Awesome! Figuring out where the debug tools are makes it a lot easier to see whats going on.

image

It looks like its only craigslist listing in here, even though i can see its looking at facebook pages and scraping them in the logs.

image

On the bright side, the bot has been performing pretty well in our discord server and we're mostly happy :3

stephanlensky commented 9 months ago

Okay, I'm glad to hear it is working for Craigslist at least. Debug tools definitely do make everything easier!

I'm going to go ahead and close this issue, but feel free to open another in the future if you'd like to try and get Marketplace working.

If you do, please try running just get-marketplace-page-sample in the development container beforehand (as described above) and include the output, as well as complete logs from Hyacinth, in the issue.

Thank you πŸ™‚

KenwoodFox commented 9 months ago

Okay, I'm glad to hear it is working for Craigslist at least.

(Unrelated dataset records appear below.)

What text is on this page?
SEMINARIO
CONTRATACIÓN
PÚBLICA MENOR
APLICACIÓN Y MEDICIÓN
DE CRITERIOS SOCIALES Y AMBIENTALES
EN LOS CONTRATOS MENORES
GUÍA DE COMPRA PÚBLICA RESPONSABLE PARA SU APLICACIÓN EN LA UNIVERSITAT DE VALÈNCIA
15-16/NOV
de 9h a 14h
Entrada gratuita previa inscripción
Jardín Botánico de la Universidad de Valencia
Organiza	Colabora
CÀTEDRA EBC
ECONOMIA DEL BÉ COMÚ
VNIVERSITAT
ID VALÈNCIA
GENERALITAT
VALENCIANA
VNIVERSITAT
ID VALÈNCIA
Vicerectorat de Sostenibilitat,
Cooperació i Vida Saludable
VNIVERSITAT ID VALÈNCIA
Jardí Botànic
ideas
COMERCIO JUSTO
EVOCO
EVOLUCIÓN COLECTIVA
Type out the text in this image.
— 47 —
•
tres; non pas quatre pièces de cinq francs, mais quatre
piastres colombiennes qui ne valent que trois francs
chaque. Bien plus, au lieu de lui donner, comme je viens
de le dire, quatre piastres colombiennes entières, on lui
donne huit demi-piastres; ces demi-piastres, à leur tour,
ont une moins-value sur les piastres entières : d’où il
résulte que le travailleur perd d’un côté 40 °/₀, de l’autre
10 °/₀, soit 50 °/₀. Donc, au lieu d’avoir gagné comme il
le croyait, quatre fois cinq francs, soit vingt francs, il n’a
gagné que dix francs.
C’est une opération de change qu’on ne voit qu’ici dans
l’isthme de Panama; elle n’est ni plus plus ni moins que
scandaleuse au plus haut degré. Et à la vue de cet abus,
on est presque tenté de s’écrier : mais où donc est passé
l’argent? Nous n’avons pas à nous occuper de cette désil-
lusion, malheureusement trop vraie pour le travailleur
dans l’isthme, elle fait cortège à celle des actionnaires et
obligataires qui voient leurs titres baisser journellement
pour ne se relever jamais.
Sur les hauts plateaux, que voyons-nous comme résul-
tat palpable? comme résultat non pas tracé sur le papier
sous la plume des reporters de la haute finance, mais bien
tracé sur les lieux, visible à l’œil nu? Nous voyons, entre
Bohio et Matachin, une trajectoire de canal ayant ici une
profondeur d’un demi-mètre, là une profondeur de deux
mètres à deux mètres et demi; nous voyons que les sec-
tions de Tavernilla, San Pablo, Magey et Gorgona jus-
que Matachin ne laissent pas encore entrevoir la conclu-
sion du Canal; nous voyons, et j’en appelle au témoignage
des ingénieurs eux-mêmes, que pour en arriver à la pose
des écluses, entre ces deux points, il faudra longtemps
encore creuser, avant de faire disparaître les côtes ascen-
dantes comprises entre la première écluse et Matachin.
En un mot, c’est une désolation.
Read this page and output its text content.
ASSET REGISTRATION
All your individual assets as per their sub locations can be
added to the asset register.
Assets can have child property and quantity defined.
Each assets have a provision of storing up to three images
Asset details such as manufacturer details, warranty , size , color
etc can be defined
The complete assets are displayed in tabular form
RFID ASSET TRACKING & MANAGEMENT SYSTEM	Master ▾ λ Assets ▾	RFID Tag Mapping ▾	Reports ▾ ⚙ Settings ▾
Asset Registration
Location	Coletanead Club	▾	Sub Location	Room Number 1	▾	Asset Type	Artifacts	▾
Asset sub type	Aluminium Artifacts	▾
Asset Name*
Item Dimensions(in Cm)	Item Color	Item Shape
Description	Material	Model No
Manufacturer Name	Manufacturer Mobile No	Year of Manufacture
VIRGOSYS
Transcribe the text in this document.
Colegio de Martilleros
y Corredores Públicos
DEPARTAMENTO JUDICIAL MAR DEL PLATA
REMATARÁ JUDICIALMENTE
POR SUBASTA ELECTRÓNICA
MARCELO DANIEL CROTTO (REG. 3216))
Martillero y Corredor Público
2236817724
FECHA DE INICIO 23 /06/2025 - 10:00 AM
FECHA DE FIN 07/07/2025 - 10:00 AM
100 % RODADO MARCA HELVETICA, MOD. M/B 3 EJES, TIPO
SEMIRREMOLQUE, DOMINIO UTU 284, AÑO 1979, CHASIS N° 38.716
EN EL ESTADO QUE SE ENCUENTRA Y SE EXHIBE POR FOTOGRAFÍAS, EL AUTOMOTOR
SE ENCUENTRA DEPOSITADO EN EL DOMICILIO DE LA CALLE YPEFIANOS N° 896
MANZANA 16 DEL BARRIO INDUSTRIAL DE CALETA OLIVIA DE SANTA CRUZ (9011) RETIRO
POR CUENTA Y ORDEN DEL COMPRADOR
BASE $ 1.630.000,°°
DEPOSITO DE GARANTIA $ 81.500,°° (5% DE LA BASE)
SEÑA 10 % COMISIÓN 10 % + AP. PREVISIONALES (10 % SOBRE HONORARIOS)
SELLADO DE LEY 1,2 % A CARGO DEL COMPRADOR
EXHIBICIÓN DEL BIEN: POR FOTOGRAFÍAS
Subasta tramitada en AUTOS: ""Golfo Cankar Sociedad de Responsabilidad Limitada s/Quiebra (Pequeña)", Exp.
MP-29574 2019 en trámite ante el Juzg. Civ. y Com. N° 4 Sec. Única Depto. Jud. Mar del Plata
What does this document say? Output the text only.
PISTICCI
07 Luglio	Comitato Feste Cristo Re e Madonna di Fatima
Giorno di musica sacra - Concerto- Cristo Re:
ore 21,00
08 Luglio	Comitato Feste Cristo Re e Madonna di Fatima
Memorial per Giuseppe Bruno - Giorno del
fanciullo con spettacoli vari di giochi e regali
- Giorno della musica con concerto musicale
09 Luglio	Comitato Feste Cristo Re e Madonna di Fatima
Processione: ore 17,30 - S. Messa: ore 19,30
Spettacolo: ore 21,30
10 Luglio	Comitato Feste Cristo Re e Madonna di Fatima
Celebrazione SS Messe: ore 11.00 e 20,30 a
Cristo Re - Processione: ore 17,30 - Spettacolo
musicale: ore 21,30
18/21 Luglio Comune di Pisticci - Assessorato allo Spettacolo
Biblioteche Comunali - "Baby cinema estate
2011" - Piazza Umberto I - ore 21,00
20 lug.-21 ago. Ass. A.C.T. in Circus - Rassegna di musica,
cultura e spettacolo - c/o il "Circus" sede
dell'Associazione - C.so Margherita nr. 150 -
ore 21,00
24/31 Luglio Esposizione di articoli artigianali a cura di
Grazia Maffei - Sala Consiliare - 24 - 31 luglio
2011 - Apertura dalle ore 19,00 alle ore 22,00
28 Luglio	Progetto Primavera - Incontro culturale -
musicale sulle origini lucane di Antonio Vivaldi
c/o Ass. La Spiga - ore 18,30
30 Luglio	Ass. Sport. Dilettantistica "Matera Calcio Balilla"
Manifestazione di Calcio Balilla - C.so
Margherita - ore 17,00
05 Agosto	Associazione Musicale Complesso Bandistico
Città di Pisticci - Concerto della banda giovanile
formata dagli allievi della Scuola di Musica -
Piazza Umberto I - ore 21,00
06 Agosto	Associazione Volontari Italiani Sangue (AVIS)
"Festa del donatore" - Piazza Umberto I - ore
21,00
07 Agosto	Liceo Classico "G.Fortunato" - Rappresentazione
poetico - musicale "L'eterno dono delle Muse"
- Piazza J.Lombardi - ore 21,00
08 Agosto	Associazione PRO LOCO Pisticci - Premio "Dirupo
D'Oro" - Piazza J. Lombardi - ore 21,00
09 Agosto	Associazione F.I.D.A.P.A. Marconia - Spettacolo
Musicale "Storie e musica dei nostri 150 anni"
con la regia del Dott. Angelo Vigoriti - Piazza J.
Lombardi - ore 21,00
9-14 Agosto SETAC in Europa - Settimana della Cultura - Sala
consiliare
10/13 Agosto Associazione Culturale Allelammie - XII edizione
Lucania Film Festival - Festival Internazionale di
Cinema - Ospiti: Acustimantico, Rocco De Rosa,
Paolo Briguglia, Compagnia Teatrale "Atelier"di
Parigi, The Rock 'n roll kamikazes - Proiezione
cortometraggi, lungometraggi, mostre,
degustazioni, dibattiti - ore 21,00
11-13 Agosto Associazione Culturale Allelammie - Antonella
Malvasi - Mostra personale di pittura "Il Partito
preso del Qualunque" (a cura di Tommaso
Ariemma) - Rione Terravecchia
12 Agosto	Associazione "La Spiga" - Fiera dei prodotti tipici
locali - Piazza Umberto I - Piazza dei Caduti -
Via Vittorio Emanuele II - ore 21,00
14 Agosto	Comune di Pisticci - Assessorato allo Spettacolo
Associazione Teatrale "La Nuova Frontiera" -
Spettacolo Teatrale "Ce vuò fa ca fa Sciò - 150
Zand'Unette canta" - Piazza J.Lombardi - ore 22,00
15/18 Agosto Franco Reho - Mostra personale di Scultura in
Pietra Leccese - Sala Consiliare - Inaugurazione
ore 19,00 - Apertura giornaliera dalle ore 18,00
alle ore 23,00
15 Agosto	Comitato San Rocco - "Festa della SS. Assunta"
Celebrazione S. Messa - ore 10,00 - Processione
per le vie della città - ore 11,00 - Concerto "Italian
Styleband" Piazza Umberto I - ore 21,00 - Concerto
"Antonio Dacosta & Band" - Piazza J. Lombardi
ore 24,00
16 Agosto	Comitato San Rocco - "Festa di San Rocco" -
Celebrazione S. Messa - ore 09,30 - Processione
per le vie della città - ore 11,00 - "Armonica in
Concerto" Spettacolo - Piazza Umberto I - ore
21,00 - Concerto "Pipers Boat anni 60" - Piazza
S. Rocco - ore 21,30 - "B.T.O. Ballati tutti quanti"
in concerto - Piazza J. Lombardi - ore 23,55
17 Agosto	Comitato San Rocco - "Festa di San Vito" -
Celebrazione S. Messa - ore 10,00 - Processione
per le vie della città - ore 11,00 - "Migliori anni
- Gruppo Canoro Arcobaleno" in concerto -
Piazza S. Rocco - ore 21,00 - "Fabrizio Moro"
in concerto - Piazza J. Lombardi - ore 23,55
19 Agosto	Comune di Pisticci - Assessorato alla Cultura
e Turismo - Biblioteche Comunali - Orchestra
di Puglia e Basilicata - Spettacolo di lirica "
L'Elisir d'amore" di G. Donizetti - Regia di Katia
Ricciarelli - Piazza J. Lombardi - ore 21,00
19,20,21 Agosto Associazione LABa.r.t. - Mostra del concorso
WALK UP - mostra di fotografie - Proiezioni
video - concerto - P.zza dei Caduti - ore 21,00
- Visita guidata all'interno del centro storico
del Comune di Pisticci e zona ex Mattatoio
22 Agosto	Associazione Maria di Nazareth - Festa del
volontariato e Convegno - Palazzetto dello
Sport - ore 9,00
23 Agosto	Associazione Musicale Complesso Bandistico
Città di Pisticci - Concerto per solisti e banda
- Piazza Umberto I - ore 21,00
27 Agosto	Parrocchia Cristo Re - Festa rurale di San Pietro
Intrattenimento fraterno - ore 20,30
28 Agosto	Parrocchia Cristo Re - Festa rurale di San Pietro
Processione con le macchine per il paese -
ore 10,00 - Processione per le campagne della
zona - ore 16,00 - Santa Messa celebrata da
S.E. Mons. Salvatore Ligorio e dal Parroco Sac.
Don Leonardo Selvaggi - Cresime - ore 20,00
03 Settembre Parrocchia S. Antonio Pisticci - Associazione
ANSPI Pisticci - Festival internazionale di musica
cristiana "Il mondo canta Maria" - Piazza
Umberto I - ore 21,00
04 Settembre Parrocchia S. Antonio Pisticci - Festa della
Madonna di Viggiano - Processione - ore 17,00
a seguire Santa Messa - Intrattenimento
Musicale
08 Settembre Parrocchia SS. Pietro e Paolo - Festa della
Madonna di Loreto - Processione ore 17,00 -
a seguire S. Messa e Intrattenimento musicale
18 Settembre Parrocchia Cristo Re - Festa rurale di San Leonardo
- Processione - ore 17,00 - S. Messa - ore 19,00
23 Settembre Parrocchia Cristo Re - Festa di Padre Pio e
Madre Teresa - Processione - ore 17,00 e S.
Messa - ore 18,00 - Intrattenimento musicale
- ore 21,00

Debug tools definitely do make everything easier!

I'm going to go ahead and close this issue, but feel free to open another in the future if you'd like to try and get Marketplace working.

If you do, please try running just get-marketplace-page-sample in the development container beforehand (as described above) and include the output, as well as complete logs from Hyacinth, in the issue.

Thank you πŸ™‚

Perfect! Will do! This was super nice i appreciate it a lot!